Par contre, nous sommes sortis de cette image de “petit voyous”, de “nulos”. C’est le marché de l’art qui a créé cette nouvelle image. On peut le critiquer autant qu’on peut l’en remercier. Pour ma part, le fait d’exposer dans des musées m’a donné d’autres envies, et quand je réalise des fresques, j’essaie aussi de me rapprocher de cette démarche muséale.
Que penses-tu des personnes qui considèrent que le street art ou le graffiti n’est pas de l’art ? Est-ce que notre société a une vision trop étriquée de l’art ?
Je ne pense pas que ce soit le cas. Au contraire, la majorité des gens vous diront qu’une fresque de street art est plus artistique qu’une œuvre d’art contemporain. De la couleur versus une planche pendue sur un mur. Et le marché de l’art l’a bien compris, nombreux comme moi travaillent avec des galeries. On voit les street artists décollaient plus vite que nos camarades qui font de l’art contemporain.
Est-ce que, selon toi, l’art (via le street art également) dérange ou peut déranger ?
Sans même parler du sens ou des peintures qui peuvent être provocantes. Il dérange déjà le propriétaire qui voit son mur sali par l’artiste qui pense que sa créativité mérite d’être montrée. Ensuite, les voisins peuvent ne pas aimer une fresque même si la mairie l’autorise. Ce sont des questions de goût. Mais il faut relativiser, ce n’est que de la peinture et il suffit d’un coup de rouleau pour tout faire disparaître. Rien de très grave.

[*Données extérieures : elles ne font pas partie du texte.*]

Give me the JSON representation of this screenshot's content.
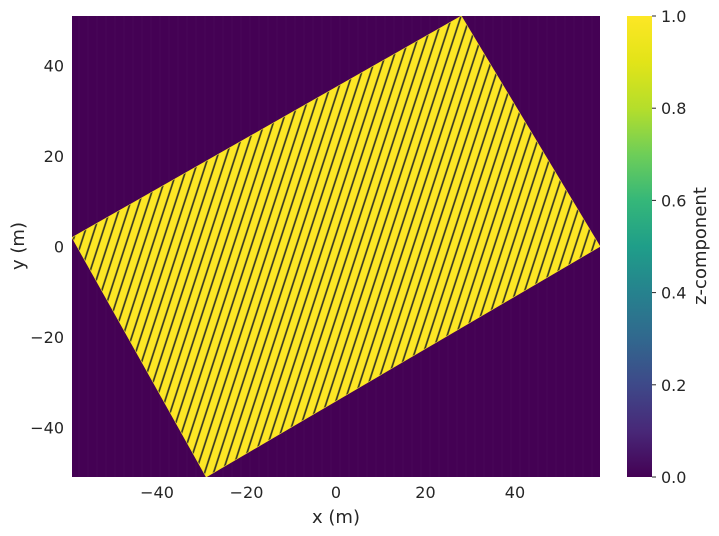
{
  "chart_data": {
    "type": "heatmap",
    "title": "",
    "xlabel": "x (m)",
    "ylabel": "y (m)",
    "xlim": [
      -59,
      59
    ],
    "ylim": [
      -51,
      51
    ],
    "x_ticks": [
      -40,
      -20,
      0,
      20,
      40
    ],
    "y_ticks": [
      -40,
      -20,
      0,
      20,
      40
    ],
    "x_tick_labels": [
      "−40",
      "−20",
      "0",
      "20",
      "40"
    ],
    "y_tick_labels": [
      "−40",
      "−20",
      "0",
      "20",
      "40"
    ],
    "grid": false,
    "colormap": "viridis",
    "colorbar": {
      "label": "z-component",
      "range": [
        0.0,
        1.0
      ],
      "ticks": [
        0.0,
        0.2,
        0.4,
        0.6,
        0.8,
        1.0
      ],
      "tick_labels": [
        "0.0",
        "0.2",
        "0.4",
        "0.6",
        "0.8",
        "1.0"
      ]
    },
    "region_value": 1.0,
    "background_value": 0.0,
    "region_polygon": [
      [
        -59,
        2
      ],
      [
        28,
        51
      ],
      [
        59,
        0
      ],
      [
        -29,
        -51
      ]
    ],
    "colors": {
      "background": "#440154",
      "region": "#fde725",
      "stripe": "#3b3b22"
    }
  }
}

Est-ce-que, selon toi, Banksy a réussi à faire accepter le street art comme une forme d’art consensuelle et/ou comme moyen d’expression politique ?
Banksy a surtout réussi à faire savoir que le street art peut valoir très cher. Et dans une société où l’on juge les gens du fait même de ce qu’ils gagnent, le prix d’une œuvre est devenu une mesure qui permet de déterminer si un artiste a du talent. Banksy a montré au monde que les street artists en avaient selon cette mesure.

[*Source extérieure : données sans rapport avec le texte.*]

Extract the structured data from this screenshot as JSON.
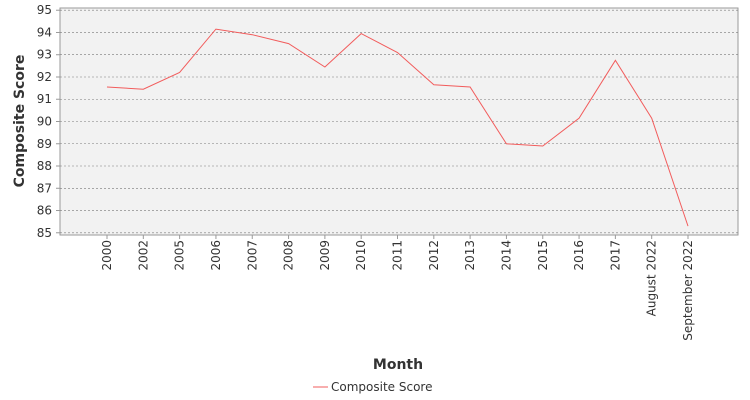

Le street-art est-il forcément engagé ? Ou est-il uniquement un moyen d’expression ?
Ce sont des débats que nous avons avec mes amis. Chacun défend sa chapelle.
Moi, je dis qu’il est engagé par son essence même, c’est-à-dire d’aller dans la rue sans autorisation de prendre la parole donc de prendre le pouvoir. Le street art est un coup d’état à l échelle d’un muret. Mais il n’y a pas besoin de le faire avec des œuvres politisées. Il faut distinguer l’art et le militantisme. La nuance est fine et on peut vite basculer dans le second.

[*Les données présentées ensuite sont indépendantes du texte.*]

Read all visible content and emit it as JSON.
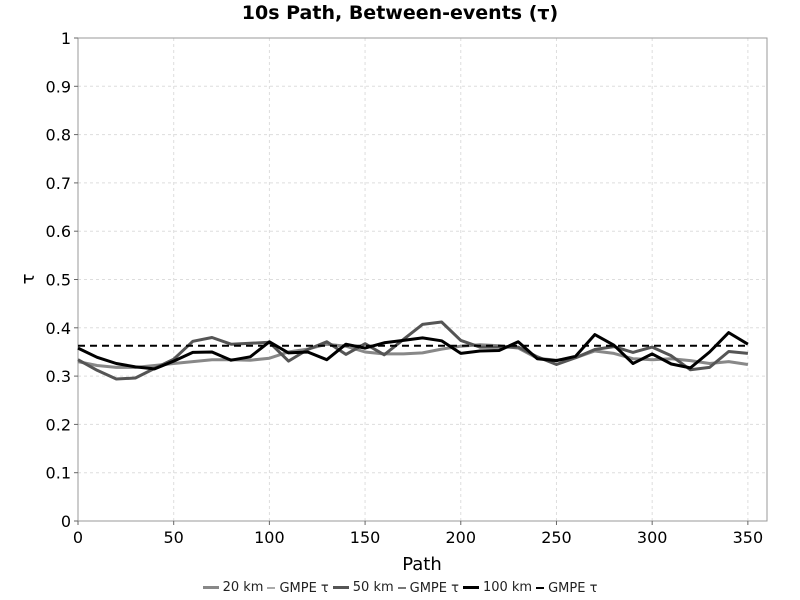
{
  "chart_data": {
    "type": "line",
    "title": "10s Path, Between-events (τ)",
    "xlabel": "Path",
    "ylabel": "τ",
    "xlim": [
      0,
      360
    ],
    "ylim": [
      0,
      1
    ],
    "x_ticks": [
      "0",
      "50",
      "100",
      "150",
      "200",
      "250",
      "300",
      "350"
    ],
    "y_ticks": [
      "0",
      "0.1",
      "0.2",
      "0.3",
      "0.4",
      "0.5",
      "0.6",
      "0.7",
      "0.8",
      "0.9",
      "1"
    ],
    "grid": true,
    "legend_position": "bottom",
    "x": [
      0,
      10,
      20,
      30,
      40,
      50,
      60,
      70,
      80,
      90,
      100,
      110,
      120,
      130,
      140,
      150,
      160,
      170,
      180,
      190,
      200,
      210,
      220,
      230,
      240,
      250,
      260,
      270,
      280,
      290,
      300,
      310,
      320,
      330,
      340,
      350
    ],
    "series": [
      {
        "name": "20 km",
        "color": "#888888",
        "width": 3,
        "dash": "",
        "values": [
          0.33,
          0.322,
          0.318,
          0.318,
          0.322,
          0.326,
          0.33,
          0.334,
          0.334,
          0.333,
          0.337,
          0.35,
          0.356,
          0.366,
          0.362,
          0.35,
          0.346,
          0.346,
          0.348,
          0.356,
          0.362,
          0.365,
          0.363,
          0.358,
          0.337,
          0.333,
          0.338,
          0.352,
          0.347,
          0.336,
          0.334,
          0.336,
          0.332,
          0.326,
          0.33,
          0.324
        ]
      },
      {
        "name": "50 km",
        "color": "#555555",
        "width": 3,
        "dash": "",
        "values": [
          0.334,
          0.312,
          0.294,
          0.296,
          0.316,
          0.335,
          0.372,
          0.38,
          0.366,
          0.368,
          0.37,
          0.331,
          0.355,
          0.371,
          0.345,
          0.367,
          0.344,
          0.376,
          0.407,
          0.412,
          0.374,
          0.36,
          0.36,
          0.36,
          0.34,
          0.324,
          0.338,
          0.355,
          0.361,
          0.349,
          0.36,
          0.342,
          0.313,
          0.318,
          0.351,
          0.347
        ]
      },
      {
        "name": "100 km",
        "color": "#000000",
        "width": 3,
        "dash": "",
        "values": [
          0.358,
          0.339,
          0.326,
          0.319,
          0.315,
          0.331,
          0.349,
          0.35,
          0.333,
          0.34,
          0.371,
          0.348,
          0.35,
          0.334,
          0.366,
          0.358,
          0.369,
          0.374,
          0.379,
          0.373,
          0.347,
          0.352,
          0.353,
          0.371,
          0.336,
          0.332,
          0.341,
          0.386,
          0.364,
          0.326,
          0.346,
          0.325,
          0.317,
          0.35,
          0.39,
          0.366
        ]
      },
      {
        "name": "GMPE τ",
        "color": "#000000",
        "width": 2,
        "dash": "7,5",
        "values": [
          0.363,
          0.363,
          0.363,
          0.363,
          0.363,
          0.363,
          0.363,
          0.363,
          0.363,
          0.363,
          0.363,
          0.363,
          0.363,
          0.363,
          0.363,
          0.363,
          0.363,
          0.363,
          0.363,
          0.363,
          0.363,
          0.363,
          0.363,
          0.363,
          0.363,
          0.363,
          0.363,
          0.363,
          0.363,
          0.363,
          0.363,
          0.363,
          0.363,
          0.363,
          0.363,
          0.363
        ]
      }
    ],
    "legend": [
      {
        "label": "20 km",
        "color": "#888888",
        "style": "solid"
      },
      {
        "label": "GMPE τ",
        "color": "#aaaaaa",
        "style": "dash"
      },
      {
        "label": "50 km",
        "color": "#555555",
        "style": "solid"
      },
      {
        "label": "GMPE τ",
        "color": "#777777",
        "style": "dash"
      },
      {
        "label": "100 km",
        "color": "#000000",
        "style": "solid"
      },
      {
        "label": "GMPE τ",
        "color": "#000000",
        "style": "dash"
      }
    ]
  }
}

Est-ce-que le street-art est plus accessible que les autres formes d’art ? Si tel est le cas, penses-tu que le street art, maintenant qu’il est officiellement considéré comme une expression artistique, risque de perdre sa symbolique comme son accessibilité ?
C’est aux acteurs du milieu de savoir ce qu’ils souhaitent produire, car il faut faire un choix. Difficile de concilier travail dans la rue et en atelier. Le temps n’est pas extensible, donc faire du street art ou produire des toiles pour des expos, les deux sont durs à concilier. Et ce choix n’est pas facile. Céder au sirènes de la réussite économique ou continuer d’avoir un travail gratuit et créatif dans la rue. Tout est question de trouver l’équilibre.
Est-ce que le street art doit forcément être ludique et être à la portée de tous ?
Non. Déjà il n’y a aucune obligation. Chacun fait ce qu’il aime et c’est ça la beauté de la chose. Et moi, je préfère la diversité des formes et des discours.
Qu’adviendra-t-il du street art dans les années à venir ?
Selon l’horoscope de mon magazine d’art, le street art vivra longtemps, sera heureux et aura de très beaux enfants.